A lógica implacável do Direito pode levar a decisões que contradizem o que achamos correto, tudo o mais considerado. O cidadão comum que esteja convencido da importância do Direito aceitaria o resultado com um certo sentimento de resignação. Infelizmente, pensa ele, esse é o preço que temos que pagar. Mas algumas pessoas, ao invés de um sentimento de resignação ou de revolta contida, passam a equiparar a sua própria regra moral com a regra do Direito. Não há mais a sensação de estranhamento diante do conflito entre consciência moral e regras jurídicas porque não há mais diferença entre consciência moral e regras jurídicas. Uma absolvição jurídica é também uma absolvição moral.

O filósofo inglês Jeremy Bentham ficava horrorizado diante da imensa complexidade do direito inglês, com seus métodos artificiais de prova, suas leis prolixas e obscuras, e seu excesso de formalismo. Mas, como nota H.L.A. Hart, Bentham ficava ainda mais horrorizado com a facilidade com que juristas aceitavam os abusos do Direito e propagavam a “enervante superstição” de que esses abusos eram “naturais e inevitáveis” (Essays on Bentham: Studies in Jurisprudence and Political Theory.
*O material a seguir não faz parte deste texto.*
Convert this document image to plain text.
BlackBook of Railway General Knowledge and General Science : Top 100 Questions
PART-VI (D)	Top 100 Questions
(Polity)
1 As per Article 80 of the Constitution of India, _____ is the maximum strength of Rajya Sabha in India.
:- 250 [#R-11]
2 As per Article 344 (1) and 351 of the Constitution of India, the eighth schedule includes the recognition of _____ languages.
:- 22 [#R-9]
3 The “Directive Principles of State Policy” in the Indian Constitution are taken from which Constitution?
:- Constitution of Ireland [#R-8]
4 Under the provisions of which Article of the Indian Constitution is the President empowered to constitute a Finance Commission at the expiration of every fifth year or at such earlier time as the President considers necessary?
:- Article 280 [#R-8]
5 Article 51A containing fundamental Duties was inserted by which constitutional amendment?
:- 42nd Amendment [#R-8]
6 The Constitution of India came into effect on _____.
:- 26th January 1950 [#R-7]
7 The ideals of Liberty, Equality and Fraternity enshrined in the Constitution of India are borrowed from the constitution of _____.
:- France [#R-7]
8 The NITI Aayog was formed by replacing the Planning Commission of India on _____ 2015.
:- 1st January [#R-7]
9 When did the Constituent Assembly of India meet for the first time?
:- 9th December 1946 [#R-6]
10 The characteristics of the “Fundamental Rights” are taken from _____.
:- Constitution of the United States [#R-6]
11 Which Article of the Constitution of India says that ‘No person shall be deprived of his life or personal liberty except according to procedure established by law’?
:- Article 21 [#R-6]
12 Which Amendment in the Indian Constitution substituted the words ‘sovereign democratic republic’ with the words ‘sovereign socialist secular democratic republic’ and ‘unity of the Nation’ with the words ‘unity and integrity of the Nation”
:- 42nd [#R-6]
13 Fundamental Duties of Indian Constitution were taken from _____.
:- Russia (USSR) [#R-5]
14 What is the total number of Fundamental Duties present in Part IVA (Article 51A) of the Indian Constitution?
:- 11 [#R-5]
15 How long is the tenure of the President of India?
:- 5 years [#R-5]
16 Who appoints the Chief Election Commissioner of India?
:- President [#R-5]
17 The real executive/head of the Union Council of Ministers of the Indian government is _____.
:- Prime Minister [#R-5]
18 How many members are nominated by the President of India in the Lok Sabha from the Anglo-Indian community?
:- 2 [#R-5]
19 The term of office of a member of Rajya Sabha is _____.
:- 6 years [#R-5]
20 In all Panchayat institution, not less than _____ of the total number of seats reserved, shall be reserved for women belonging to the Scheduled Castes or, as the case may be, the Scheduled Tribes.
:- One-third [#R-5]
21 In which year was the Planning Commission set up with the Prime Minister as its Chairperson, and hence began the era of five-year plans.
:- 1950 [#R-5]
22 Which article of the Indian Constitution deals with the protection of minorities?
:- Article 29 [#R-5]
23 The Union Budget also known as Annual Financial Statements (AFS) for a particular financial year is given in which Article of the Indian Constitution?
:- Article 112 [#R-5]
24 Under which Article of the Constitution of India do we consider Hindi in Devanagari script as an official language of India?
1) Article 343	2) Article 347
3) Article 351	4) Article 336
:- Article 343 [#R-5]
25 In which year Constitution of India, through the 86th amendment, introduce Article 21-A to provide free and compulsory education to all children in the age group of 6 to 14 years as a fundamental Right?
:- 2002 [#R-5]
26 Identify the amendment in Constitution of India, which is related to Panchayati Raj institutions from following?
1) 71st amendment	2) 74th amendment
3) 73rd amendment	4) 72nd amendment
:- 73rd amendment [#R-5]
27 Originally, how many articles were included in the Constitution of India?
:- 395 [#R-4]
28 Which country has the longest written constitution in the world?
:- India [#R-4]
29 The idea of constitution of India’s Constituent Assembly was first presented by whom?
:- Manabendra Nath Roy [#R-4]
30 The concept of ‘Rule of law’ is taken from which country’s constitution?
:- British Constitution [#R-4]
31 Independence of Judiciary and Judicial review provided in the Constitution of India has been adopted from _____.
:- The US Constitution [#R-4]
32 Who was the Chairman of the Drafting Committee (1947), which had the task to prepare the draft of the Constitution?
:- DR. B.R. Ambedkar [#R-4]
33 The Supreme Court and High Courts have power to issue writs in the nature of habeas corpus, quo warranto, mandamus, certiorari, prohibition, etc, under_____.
Oxford: Oxford University Press, 1982, p. 26).

A mistificação do Direito denunciada por Bentham podia ser vista no uso recorrente de expressões que o filósofo chamava de “passion-kindling appellatives” e “imposter terms“: expressões que tinham um sentido mais emocional do que descritivo. Bentham citava o uso da expressão “manutenção da lei e da ordem” – ao invés da simples “aplicação da lei” – como uma dessas expressões, mas podemos encontrar outras: as regras processuais que não são simples regras, mas, sim, “garantias fundamentais”; a não observância de uma dessas regras, que não é vista apenas como uma nulidade, mas também como uma violação ao “Estado de Direito”.
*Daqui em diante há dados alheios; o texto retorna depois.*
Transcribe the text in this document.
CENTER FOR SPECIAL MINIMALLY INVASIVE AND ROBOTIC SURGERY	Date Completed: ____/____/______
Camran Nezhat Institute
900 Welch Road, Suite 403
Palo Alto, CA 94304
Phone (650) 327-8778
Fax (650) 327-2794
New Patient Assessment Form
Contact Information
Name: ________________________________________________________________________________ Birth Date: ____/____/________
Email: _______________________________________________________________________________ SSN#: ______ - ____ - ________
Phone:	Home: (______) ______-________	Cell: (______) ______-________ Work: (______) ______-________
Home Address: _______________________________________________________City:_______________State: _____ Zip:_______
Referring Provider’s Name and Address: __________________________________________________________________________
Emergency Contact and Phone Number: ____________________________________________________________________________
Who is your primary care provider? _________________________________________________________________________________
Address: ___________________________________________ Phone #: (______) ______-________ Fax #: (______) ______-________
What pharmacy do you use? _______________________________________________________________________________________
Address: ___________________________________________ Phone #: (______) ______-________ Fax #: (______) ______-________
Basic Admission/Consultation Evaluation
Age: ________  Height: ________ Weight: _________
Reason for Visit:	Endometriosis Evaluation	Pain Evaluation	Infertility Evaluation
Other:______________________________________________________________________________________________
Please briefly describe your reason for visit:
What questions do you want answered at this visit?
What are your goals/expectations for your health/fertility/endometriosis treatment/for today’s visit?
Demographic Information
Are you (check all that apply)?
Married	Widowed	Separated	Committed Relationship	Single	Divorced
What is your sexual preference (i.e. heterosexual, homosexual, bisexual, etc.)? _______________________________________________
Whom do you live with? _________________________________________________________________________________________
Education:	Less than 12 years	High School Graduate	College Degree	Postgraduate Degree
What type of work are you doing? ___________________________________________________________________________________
Mistificar o Direito, assim, é elevá-lo à condição de regra moral natural que uma criação humana imperfeita não deveria ter. A existência do Direito pode ser necessária, mas a sua mistificação definitivamente não é. O criminoso hipotético, cuja confissão foi interceptada em um ato ilegal da Polícia, não deve ser condenado, segundo o Direito. Isso não significa que não devamos impor-lhe o castigo da reprovação moral e, a depender do caso, política, que sua conduta merece.

Diante da prova cabal de um crime, que consequências o criminoso deveria sofrer? Se a prova foi obtida de maneira ilegal, ele não deveria ser punido pelo Direito. Isso significa que não deva ser punido na esfera moral e política? Algumas pessoas, críticas da suposta sanha justiceira do cidadão comum, parecem crer que não. Estes, no entanto, não percebem que, por trás de um alegado compromisso sentimental com o Estado de Direito, estão reprimindo sua própria sensibilidade moral em nome da mistificação de uma criação humana importante, útil, porém falível e parcial. No mundo paralelo do Direito, deve vigorar a estrita lógica jurídica; no mundo da moral e da política, não.